Nikolay Gerasimovich Ustryalov (Никола́й Гера́симович Устря́лов; 4 May (N.S. 16 May) 1805 in Bogorodickoye, Oryol Governorate, Russian Empire - 8 June (N.S. 20 June) 1870 in Tsarskoye Selo, Russian Empire) was a Russian Imperial historian who elaborated the Official Nationality Theory. His outline of Russia's history was awarded the Demidov Prize for the best Russian history textbook (1837) and was highly regarded by Nicholas I himself.
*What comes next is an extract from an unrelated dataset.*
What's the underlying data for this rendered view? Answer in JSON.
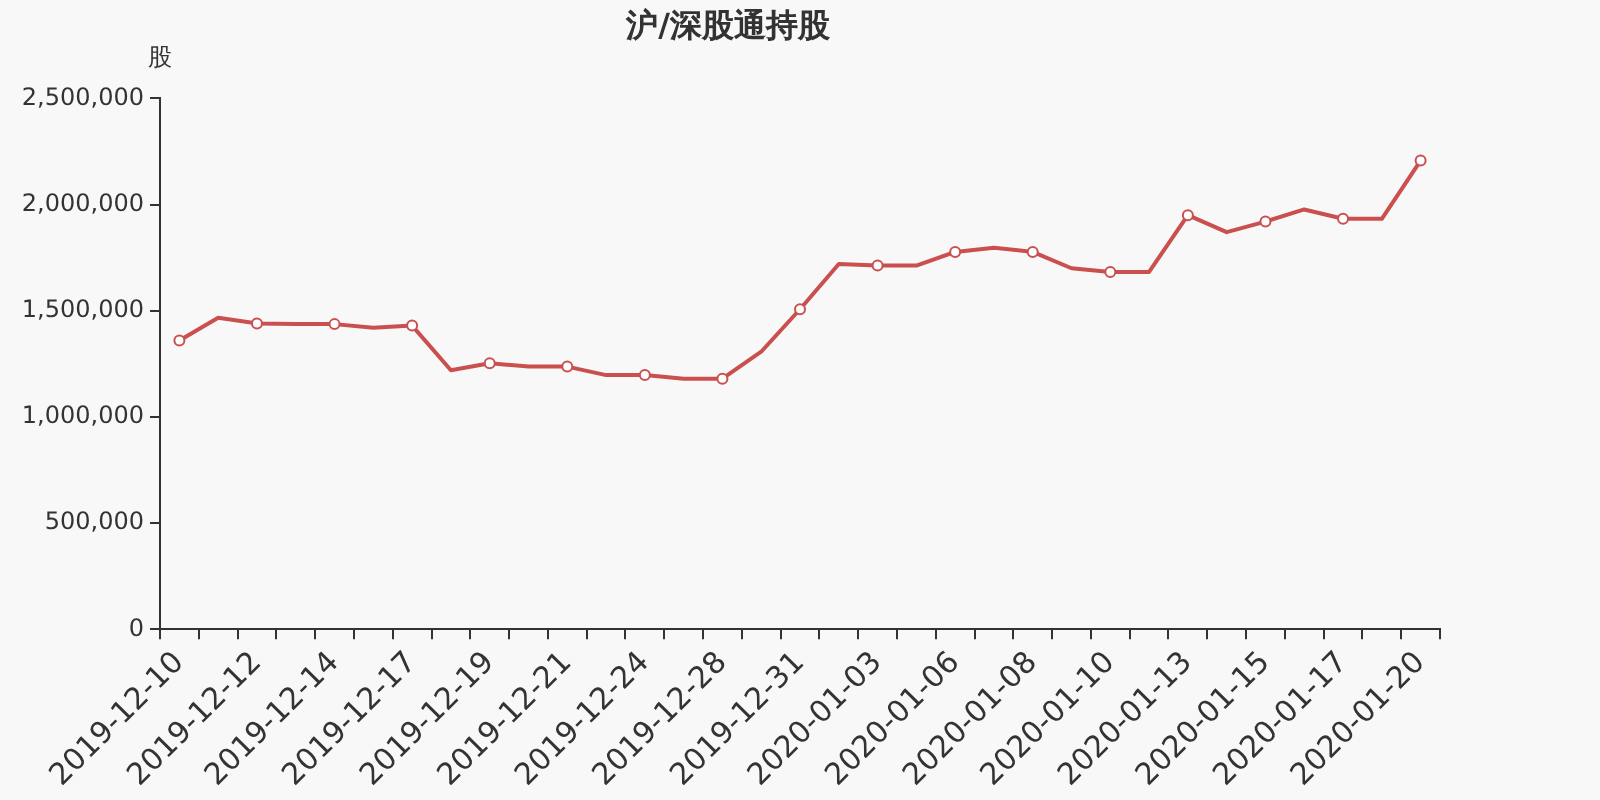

Ustryalov's father was a peasant, and his grand nephew Nikolay Vasilyevich Ustryalov was a notable politician. His major contributions to Russian historiography include the publication of several key sources on the Russian Tsardom such as Jacques Margeret's memoir (1830), the collection of reminiscences about False Demetrius I (1831), and Andrey Kurbsky's complete writings (1833).

The American Cyclopaedia (1873–1876) cites Ustryalov as the author of The History of Russia (German translation, 3 vols., Stuttgart, 1840), which "urges the gradual Russification of all the non-Russian tribes of the empire and has been officially introduced as a textbook into the Russian colleges".

Ustryalov's lectures in the University of St. Petersburg grew increasingly unpopular with students during Alexander II's liberal reign. He spent the latter part of his life working on the ten volumes of The History of Peter the Great's Reign, of which however only volumes 1-4 and 6 were completed. This work was highly regarded by his contemporaries.